Teoria da Conspiração

O Hezbollah diz que vai atacar Telavive, Israel diz que, se isso acontecer, ataca Damasco, o Irão diz que, se isso acontecer, defende a Síria (ou seja, ataca Israel). Sem ser preciso dizer, se o Irão atacar Israel, os EUA atacam o Irão.

A forma rápida e desajustada como se deu a mais recente escalada no Médio Oriente levanta a hipótese de ser pouco mais que a procura de uma desculpa para bombardear o Irão, talvez até com armas nucleares.

Há quem defenda que uma bomba atómica nas mãos do Irão conduziria à estabilidade na região. Acho que há poucas dúvidas que foi a hipótese de destruição mútua que evitou uma guerra entre os EUA e a URSS. Também é preciso ver que isso só funciona com malta que acha que a própria vida é mais importante que uma causa maior.

E enquanto isso há um país a ser empurrado de volta à idade média. Depois de terem ficado sem aeroportos, sem pontes e sem estradas, hoje ficaram sem praias.

Publicado por [Rex] às agosto 9, 2006 04:57 PM

Comentários

Rex, estas a insinuar q os camaradas prezavam mais a propria vida que o socialismo? Desvio grave, muito grave! Ja agora, se bem retornado!

Publicado por [renegade] às agosto 9, 2006 08:41 PM

As imagens da poluição impressionam-me sempre muito. Água negra. Peixes mortos a boiar.

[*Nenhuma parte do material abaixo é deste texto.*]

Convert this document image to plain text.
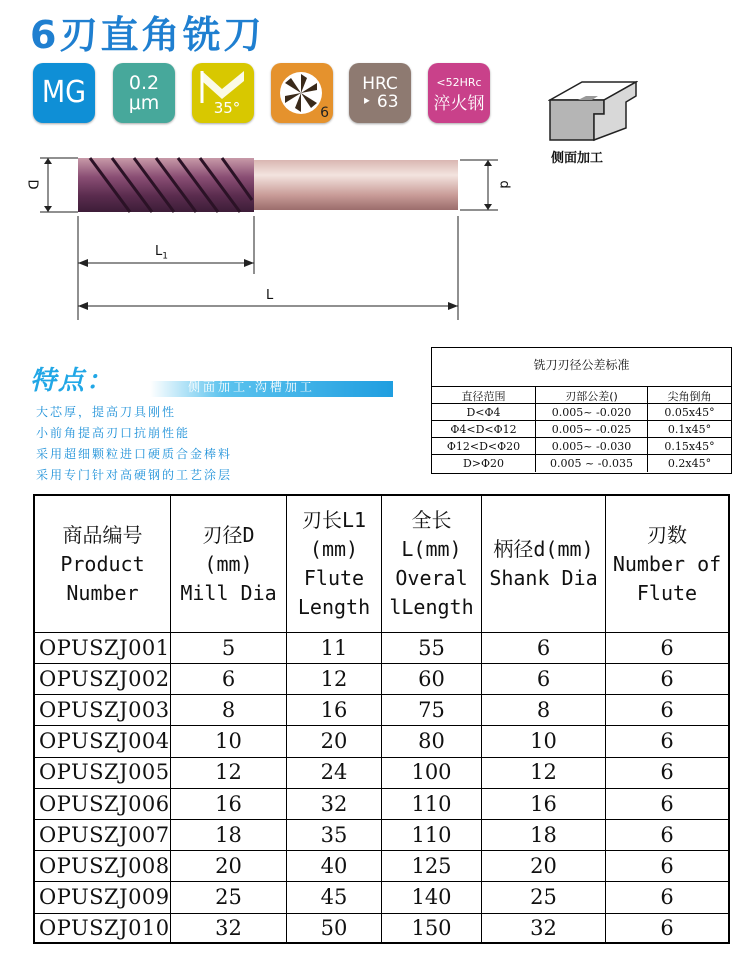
6刃直角铣刀
MG 0.2
μm	35°	6
HRC
‣ 63
<52HRc
淬火钢
侧面加工
D	d
$L_1$
L
特点：	侧面加工·沟槽加工
大芯厚，提高刀具刚性
小前角提高刃口抗崩性能
采用超细颗粒进口硬质合金棒料
采用专门针对高硬钢的工艺涂层
铣刀刃径公差标准
直径范围	刃部公差()	尖角倒角
D<Φ4	0.005~ -0.020	0.05x45°
Φ4<D<Φ12	0.005~ -0.025	0.1x45°
Φ12<D<Φ20	0.005~ -0.030	0.15x45°
D>Φ20	0.005 ~ -0.035	0.2x45°
商品编号
Product
Number
刃径D
(mm)
Mill Dia
刃长L1
(mm)
Flute
Length
全长
L(mm)
Overal
lLength
柄径d(mm)
Shank Dia
刃数
Number of
Flute
OPUSZJ001	5	11	55	6	6
OPUSZJ002	6	12	60	6	6
OPUSZJ003	8	16	75	8	6
OPUSZJ004	10	20	80	10	6
OPUSZJ005	12	24	100	12	6
OPUSZJ006	16	32	110	16	6
OPUSZJ007	18	35	110	18	6
OPUSZJ008	20	40	125	20	6
OPUSZJ009	25	45	140	25	6
OPUSZJ010	32	50	150	32	6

Escrevem por aí que Israel só se está a defender da agressão de que é alvo. Que os outros é que começaram porque raptaram 2 soldados.´

É a loucura da guerra.

Publicado por [Anónimo] às agosto 9, 2006 08:47 PM

Afinal, nenhum civil palestiniano foi morto pelos israelitas e a culpa do bombardeamento de Qana foi do Hezbollah!
O poupado director de um jornal português, que costuma viajar à custa do Ministério dos Negócios Estrangeiros de Israel, revelou que o exército israelita avisa sempre por telefone os sítios que bombardeia. Está provado que a responsabilidade do sucedido recai sobre o Hezbollah que não pagou a conta do telefone e dizem fontes geralmente bem informadas que usa Skype.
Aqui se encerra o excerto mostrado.